The Dynamic Diffusion Network QUERI's impact goal is to provide evidence for how VA and other healthcare systems can successfully spread complex clinical EBPs beyond early adopters to reach underserved late adopter sites. This evidence will be obtained by conducting two randomized trials of an implementation strategy that aligns with the Exploration, Preparation, Implementation, Sustainment (EPIS) implementation framework. These trials will specifically address two pressing clinical areas: moral injury and persistently uncontrolled diabetes. Dr. Sarah Cutrona serves as MPI on this project. 

DEI Summer Research Program (HSR&D DEI SRP-019-22S)

The goal of the DEI Summer Research Program, led by Dr. Kristin Mattocks, is to train a new generatio nof students from diverse backgrounds to better understand all aspects of maternal health for women Veterans.

Continuing the Conversation: A Multi-Site RCT Using Narratice Communication to Support Hypertension Self-Management among African-American Veterans (IIR 17-185)

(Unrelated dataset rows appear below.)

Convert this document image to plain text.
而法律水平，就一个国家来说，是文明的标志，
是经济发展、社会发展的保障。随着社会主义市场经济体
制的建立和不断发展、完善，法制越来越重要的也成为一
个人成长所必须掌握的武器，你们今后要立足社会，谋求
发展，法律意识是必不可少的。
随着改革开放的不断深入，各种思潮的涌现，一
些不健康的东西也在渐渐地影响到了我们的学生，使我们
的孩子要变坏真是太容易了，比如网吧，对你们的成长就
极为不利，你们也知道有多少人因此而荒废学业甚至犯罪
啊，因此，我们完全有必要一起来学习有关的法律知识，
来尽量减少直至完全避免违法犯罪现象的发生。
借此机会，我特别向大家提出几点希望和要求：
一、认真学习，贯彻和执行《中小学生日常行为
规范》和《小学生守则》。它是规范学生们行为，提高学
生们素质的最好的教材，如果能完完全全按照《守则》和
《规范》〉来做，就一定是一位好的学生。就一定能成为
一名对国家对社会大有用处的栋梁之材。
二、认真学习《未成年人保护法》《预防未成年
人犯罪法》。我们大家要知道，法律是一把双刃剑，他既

The goal of this randomized controlled trial is to improve hypertension self-managment in african american veterans. Study participants will view video-recorded stories in which veterans share strategies for effective self-managment. Participants will be invited to select the peer narrative that is the most compelling.The research team will "continue the conversation" offering longitudinal support via 6-months of narrative-aligned text messages. Dr. Sarah Cutrona serves as PI on this project.

Integrating Rapid Cycle Evaluation to Improve Cerner Implementation

This QUERI partnered evaluation aims to improve the VA's electronic health record modernization (EHRM) by ensuring that it is informed by frontline clinician and staff experiences.